Sectors Transformed by 3D Rendering
3D rendering has adapted to the demands of various fields, from manufacturing and entertainment to real estate and healthcare. Here’s how 3D rendering software is impacting these different sectors.
Most people associate 3D rendering with computer graphic imaging (CGI) effects in films. From using 3D small-scale models, filmmakers now use high-performing computer networks called render farms, which create digital architectural models and special effects. “[3D visualisation experts] say there will be a greater shift from physical to virtual and augmented sets.
Toy Story set the precedent for computer-generated films back in 1995, and nowadays you'd be hard-pressed to find a blockbuster movie that doesn't use CGI to some degree.
3D rendering tools are so precise that they help architects identify any miscalculations and flaws early on. They can then adjust their designs as the project evolves. 3D visualisation software enables architects, property developers, home builders and interior designers to see changes in their models as they revise. As a result, the workflow improves as architects can share new proofs of concept faster and more clearly with colleagues, clients and builders.
Real-time rendering and animations allow them to add depth and motion to their presentations, whether it's from a bird's-eye view or a ground perspective. A fly-through video or a 3D virtual tour can then be created from each 3D model which is used to communicate the architectural vision of any property for planning, design or marketing purposes.
For years, interior designers and decorators used mood boards and collages to present their concepts. With the help of 3D renderings, stakeholders can now see the whole picture instead of mentally putting together separate elements on their own. It's cost-effective as designers and clients can first visualise options and modifications together. This flexibility can speed up the decision and approval process.

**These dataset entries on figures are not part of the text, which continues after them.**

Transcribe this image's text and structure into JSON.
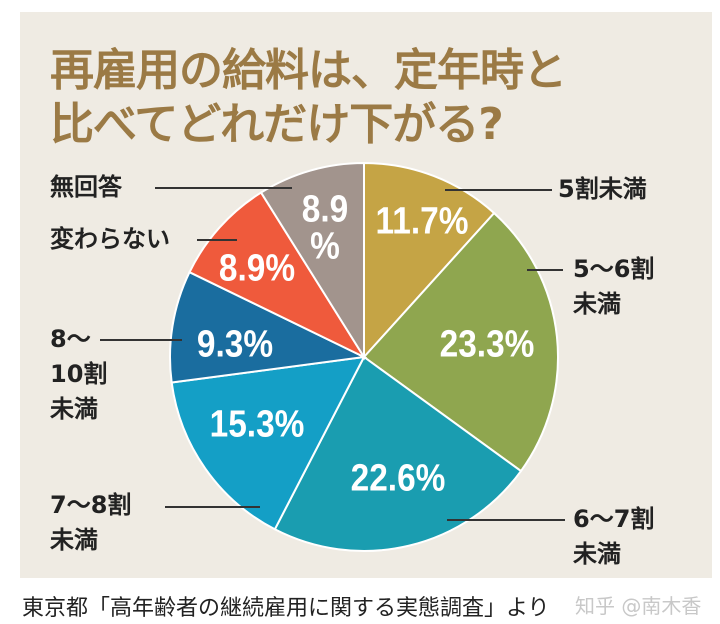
{
  "chart_data": {
    "type": "pie",
    "title": [
      "再雇用の給料は、定年時と",
      "比べてどれだけ下がる?"
    ],
    "slices": [
      {
        "label": "5割未満",
        "value": 11.7,
        "display": "11.7%",
        "color": "#c5a445"
      },
      {
        "label": "5～6割未満",
        "value": 23.3,
        "display": "23.3%",
        "color": "#8fa64f"
      },
      {
        "label": "6～7割未満",
        "value": 22.6,
        "display": "22.6%",
        "color": "#1a9db0"
      },
      {
        "label": "7～8割未満",
        "value": 15.3,
        "display": "15.3%",
        "color": "#149fc6"
      },
      {
        "label": "8～10割未満",
        "value": 9.3,
        "display": "9.3%",
        "color": "#1a6d9f"
      },
      {
        "label": "変わらない",
        "value": 8.9,
        "display": "8.9%",
        "color": "#ef5a3c"
      },
      {
        "label": "無回答",
        "value": 8.9,
        "display": "8.9%",
        "color": "#a2948d"
      }
    ],
    "label_lines": {
      "s0": [
        "5割未満"
      ],
      "s1": [
        "5～6割",
        "未満"
      ],
      "s2": [
        "6～7割",
        "未満"
      ],
      "s3": [
        "7～8割",
        "未満"
      ],
      "s4": [
        "8～",
        "10割",
        "未満"
      ],
      "s5": [
        "変わらない"
      ],
      "s6": [
        "無回答"
      ],
      "s6_pct": [
        "8.9",
        "%"
      ]
    }
  },
  "footer": {
    "source": "東京都「高年齢者の継続雇用に関する実態調査」より",
    "watermark": "知乎 @南木香"
  }
}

Thanks to 3D medical imaging, healthcare professionals can view internal organs from new angles better than CT scanners and mammography devices. This results in better diagnoses and surgical planning for both practicing physicians and medical students.
Medical 3D printers, called bioprinters, can now produce functional body tissues and artificial organs using living cells. These printers can also make surgical instruments, prosthetics, dentures, braces and hearing aids.
In hospitals and clinics, medical practitioners can create 3D animations of procedures and conditions, in order to better educate their staff and patients. 3D rendering of a hospital ensures superior healthcare centre design, resulting in safer hospitals.
Man working on a 3d image of a patient’s teeth, preparing the necessary treatment plan
Amid the rise in demand for virtual tours, 3D rendering allows real estate agents to conduct home staging while saving time and resources. It's also a powerful marketing tool for preselling properties before or during construction.
Prospective buyers and renters can further enjoy an immersive experience of both exterior and interior views through virtual reality. Through the use of VR headsets and augmented reality software, clients are now able to view as many properties as they like from the comfort of their own homes. Additionally, estate agents are able to capture detailed 3D environments using state-of-the-art VR imaging software.